Apparently none of these dudes have ever seen a nursing baby.
Haslam says her friend asked if they had a dedicated nursing area, and was told moms could nurse in the locker room. “The locker room that is full of men, women and children,” Haslam wrote. “I explained that and that I wouldn’t be nursing my son in the bathroom and she said I wasn’t to nurse in the class. I mentioned this was illegal and she argued with me that it wasn’t illegal.”
It is actually illegal in 49 states to ask nursing moms to go somewhere private. At Haslam’s insistence, the employees looked up the law, but even after they realized they were wrong, they still persisted in telling her to go to the locker room.
“I…spoke with the teacher and associate director who looked up the law and found out that it is illegal to tell a nursing mother she must leave a room,” she recalled. “He proceeded to tell me the YMCA would prefer we nurse with a cover or go into the locker room. When I mentioned the locker room was coed I was told the YMCA has stalls with curtains and they prefer I nurse behind the curtain.”

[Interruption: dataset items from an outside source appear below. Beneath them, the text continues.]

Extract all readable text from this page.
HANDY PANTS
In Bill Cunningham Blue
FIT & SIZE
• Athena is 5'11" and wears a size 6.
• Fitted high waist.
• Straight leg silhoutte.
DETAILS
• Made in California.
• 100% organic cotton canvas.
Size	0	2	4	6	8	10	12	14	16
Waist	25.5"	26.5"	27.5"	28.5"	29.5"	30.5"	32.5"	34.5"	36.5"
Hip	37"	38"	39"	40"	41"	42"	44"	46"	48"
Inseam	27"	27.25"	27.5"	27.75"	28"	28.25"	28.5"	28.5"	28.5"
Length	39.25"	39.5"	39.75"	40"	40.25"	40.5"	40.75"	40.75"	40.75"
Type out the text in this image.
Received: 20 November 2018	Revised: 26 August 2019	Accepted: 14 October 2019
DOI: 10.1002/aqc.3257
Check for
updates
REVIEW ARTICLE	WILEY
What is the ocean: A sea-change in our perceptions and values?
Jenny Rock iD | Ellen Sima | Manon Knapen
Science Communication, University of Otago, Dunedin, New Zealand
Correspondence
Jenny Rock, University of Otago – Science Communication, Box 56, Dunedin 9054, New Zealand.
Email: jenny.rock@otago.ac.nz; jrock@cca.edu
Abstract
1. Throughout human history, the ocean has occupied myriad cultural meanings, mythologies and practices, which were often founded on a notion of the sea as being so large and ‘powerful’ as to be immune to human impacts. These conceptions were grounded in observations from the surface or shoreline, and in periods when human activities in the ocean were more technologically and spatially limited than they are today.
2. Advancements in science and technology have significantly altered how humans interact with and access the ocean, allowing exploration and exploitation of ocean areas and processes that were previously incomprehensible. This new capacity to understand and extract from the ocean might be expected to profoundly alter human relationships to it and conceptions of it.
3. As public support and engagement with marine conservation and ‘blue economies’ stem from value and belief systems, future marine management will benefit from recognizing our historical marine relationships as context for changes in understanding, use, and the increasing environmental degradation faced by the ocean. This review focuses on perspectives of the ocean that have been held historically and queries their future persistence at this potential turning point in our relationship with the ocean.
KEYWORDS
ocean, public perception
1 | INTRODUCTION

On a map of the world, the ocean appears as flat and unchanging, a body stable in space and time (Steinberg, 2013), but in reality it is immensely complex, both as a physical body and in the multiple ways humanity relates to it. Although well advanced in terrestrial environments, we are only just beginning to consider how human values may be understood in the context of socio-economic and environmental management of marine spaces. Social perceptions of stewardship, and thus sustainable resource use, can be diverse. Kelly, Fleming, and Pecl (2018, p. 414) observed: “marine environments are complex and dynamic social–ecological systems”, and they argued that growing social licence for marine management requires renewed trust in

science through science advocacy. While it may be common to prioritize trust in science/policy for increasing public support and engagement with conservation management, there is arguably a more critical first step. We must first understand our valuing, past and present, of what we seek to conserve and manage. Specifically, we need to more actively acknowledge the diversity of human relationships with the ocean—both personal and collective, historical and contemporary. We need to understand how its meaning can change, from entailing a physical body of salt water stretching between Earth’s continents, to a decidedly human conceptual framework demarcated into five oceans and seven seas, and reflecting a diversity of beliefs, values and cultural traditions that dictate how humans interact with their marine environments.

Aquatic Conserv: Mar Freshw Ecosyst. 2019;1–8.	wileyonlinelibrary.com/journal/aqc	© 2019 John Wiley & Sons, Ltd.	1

Haslam says the associate director of the YMCA insisted they don’t have an issue with nursing moms, but that’s apparently not the way it was presented to her. “I honestly can’t believe in 2016 at a family friendly facility of all places we are discriminating against women on how they choose to feed their child,” she ended her post.

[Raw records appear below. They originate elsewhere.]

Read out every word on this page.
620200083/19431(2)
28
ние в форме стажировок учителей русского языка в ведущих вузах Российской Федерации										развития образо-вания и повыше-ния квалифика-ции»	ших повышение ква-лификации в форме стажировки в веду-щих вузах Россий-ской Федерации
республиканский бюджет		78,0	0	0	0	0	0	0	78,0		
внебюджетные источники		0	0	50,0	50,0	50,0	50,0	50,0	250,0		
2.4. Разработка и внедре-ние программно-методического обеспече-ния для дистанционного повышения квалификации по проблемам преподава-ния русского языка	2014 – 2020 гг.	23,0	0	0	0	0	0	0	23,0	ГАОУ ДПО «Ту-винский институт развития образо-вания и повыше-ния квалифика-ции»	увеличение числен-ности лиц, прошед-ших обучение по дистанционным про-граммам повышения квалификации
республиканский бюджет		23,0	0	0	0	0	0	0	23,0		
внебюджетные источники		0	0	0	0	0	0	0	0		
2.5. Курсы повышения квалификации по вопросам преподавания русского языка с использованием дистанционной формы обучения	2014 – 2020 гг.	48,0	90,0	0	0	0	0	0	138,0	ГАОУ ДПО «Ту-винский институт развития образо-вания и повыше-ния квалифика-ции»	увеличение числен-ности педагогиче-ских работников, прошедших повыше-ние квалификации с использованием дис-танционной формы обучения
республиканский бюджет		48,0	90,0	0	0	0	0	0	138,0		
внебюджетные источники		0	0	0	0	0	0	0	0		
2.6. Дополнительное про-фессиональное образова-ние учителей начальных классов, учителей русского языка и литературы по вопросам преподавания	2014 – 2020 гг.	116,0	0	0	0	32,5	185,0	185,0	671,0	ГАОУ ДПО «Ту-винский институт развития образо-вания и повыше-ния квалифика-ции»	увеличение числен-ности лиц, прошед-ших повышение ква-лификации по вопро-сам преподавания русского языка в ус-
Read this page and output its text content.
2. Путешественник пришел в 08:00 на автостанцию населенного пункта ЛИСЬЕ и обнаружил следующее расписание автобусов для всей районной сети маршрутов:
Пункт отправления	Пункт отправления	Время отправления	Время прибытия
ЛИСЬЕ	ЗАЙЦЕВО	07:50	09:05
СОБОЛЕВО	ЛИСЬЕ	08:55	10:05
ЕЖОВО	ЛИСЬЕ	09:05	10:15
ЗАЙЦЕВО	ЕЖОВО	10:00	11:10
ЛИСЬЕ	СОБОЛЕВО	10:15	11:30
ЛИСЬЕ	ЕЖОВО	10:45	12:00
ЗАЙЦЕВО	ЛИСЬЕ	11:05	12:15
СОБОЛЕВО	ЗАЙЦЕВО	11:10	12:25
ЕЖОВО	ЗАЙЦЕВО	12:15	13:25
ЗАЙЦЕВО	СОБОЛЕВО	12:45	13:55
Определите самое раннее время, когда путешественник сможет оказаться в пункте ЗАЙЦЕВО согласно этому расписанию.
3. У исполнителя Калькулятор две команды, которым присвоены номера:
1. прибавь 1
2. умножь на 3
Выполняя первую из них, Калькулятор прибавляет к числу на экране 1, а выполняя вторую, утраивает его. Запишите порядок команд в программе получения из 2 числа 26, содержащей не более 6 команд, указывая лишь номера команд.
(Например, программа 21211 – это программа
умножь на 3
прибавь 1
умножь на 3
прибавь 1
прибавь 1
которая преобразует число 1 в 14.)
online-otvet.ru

While troubling, the mom’s story has been met with some debate. YMCA CEO Shaun Elliot says an employee clarified that Haslam wasn’t just sitting on a balance beam; she was actually disrupting a class that was trying to use it. “We followed up with our employee, and what had happened is that she had asked the mother to move, she was sitting on a balance beam, which was part of the class, and the mother took that to mean she wasn’t welcome to breastfeed,” he explained to People. “That was certainly not the intent of the employee.”
Haslam has since received two phone apologies from YMCA representatives, and a group of moms even gathered to stage a nurse-in to show their support. It’s hard to know what actually went down, but either way the misunderstanding and ensuing argument clearly made Haslam feel uncomfortable nursing, and kudos to her for speaking out.
It’s a sad fact that breastfeeding moms have to be on constant guard for discrimination and people who can’t handle breasts being used for their intended purpose. Hopefully Haslam’s post schools a few more people on the law and encourages these managers to be a bit more sensitive to nursing moms.